Keterbatasan tak membuat dr Candora A. Tambunan memberikan pelayanan kesehatan asal-asalan. Candora tetap memberikan yang terbaik kepada masyarakat. Berikut laporan wartawan Jawa Pos (Jabar Ekspres Group) FERLYNDA PUTRI yang menemuinya di Werinama, Kabupaten Seram Bagian Timur (SBT), Maluku.

PERGI menemui dr Candora A. Tambunan di Kecamatan Werinama, Kabupaten SBT, benar-benar butuh perjuangan ekstra.

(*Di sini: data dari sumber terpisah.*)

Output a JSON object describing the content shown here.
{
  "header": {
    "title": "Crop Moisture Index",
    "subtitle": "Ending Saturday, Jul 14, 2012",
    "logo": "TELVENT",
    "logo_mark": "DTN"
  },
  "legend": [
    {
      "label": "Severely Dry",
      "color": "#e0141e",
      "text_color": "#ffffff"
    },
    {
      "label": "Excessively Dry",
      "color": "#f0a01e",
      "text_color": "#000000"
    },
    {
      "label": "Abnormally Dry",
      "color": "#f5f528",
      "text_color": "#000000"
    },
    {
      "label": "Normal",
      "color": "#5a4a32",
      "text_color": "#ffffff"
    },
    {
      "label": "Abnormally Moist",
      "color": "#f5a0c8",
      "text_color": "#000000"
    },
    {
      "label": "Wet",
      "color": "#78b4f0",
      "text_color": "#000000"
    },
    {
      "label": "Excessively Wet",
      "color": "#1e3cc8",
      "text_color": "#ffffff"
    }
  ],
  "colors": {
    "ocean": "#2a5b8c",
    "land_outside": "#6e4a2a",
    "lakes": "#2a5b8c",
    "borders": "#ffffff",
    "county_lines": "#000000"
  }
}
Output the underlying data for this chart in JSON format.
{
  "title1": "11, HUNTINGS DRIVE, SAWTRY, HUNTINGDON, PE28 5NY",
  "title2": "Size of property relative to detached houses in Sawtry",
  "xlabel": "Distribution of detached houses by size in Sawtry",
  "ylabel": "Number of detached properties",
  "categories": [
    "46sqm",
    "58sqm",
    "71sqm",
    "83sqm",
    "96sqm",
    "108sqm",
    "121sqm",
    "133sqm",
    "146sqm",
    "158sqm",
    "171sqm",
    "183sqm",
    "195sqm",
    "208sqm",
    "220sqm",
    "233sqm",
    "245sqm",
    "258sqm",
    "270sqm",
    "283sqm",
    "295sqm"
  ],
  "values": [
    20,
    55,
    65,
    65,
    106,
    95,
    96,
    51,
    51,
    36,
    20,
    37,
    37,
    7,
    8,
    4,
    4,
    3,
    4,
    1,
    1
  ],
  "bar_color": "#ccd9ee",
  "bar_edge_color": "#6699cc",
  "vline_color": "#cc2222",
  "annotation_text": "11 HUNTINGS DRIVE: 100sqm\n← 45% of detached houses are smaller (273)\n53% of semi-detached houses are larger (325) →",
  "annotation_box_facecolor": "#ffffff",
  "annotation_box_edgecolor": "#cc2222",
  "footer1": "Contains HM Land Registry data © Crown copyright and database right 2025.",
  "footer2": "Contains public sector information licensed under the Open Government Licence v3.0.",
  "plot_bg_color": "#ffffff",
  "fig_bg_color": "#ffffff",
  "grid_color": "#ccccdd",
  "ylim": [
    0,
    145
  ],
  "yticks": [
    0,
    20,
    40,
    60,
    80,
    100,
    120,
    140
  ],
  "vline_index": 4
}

Penulis yang waktu itu berada di Tulehu, Maluku Tengah, harus menempuh rute laut dan darat. Tulehu berada di Pulau Ambon, sedangkan Werinama di bagian timur Pulau Seram.

Kapal cepat Cantika Torpedo mengantar dari Pelabuhan Tulehu menuju Pelabuhan Amahai di Pulau Seram pada Senin (10/10) lalu Kapal cepat merupakan salah satu moda yang bisa digunakan menuju Pulau Seram dari Ambon. Pilihan transportasi lain adalah feri. Bila feri waktu tempuhnya lima jam, kapal cepat hanya dua jam.

Perjalanan dari Pelabuhan Amahai dimulai ketika bertemu Etok Tamilou. Dia adalah sopir taksi dari Werinama. Hanya tiga jenis mobil yang digunakan untuk taksi, yakni Avanza, Rush, dan Terios. Meski namanya taksi, bagian dalam mobil tersebut berisi banyak penumpang. Mulanya perjalanan begitu menyenangkan. Di sebelah kanan kami disuguhi birunya air laut. Sedangkan di sebelah kiri terpampang pemandangan pegunungan hijau.

Namun, itu hanya sebentar. Satu jam perjalanan meninggalkan Pelabuhan Amahai, jalan beraspal berubah menjadi jalan sempit dan berlubang. ”Ini masih ringan,” kata Etok.

Benar saja, semakin ke dalam, jalanan semakin tak keruan. Apalagi jika ada sungai. Banyak sungai yang tidak berjembatan sehingga taksi harus berenang. Jika ada jembatan, banyak di antaranya yang masih terbuat dari kayu. Jika berpapasan, salah satu harus antre.

Rute yang ditempuh melewati lebih dari sepuluh sungai. Sampai di sungai kelima, ada mobil Avanza yang berhenti di tengah. Si sopir berada di luar mobil. Dia tampak bingung. Hingga akhirnya Etok turun dan menanyainya. Dia pun membantu memindahkan batu agar air yang mengalir tidak terlalu deras. ”Mobilnya kecil dan dia sopir baru. Jadi, dia tidak berani melintas,” jelas pria 37 tahun itu.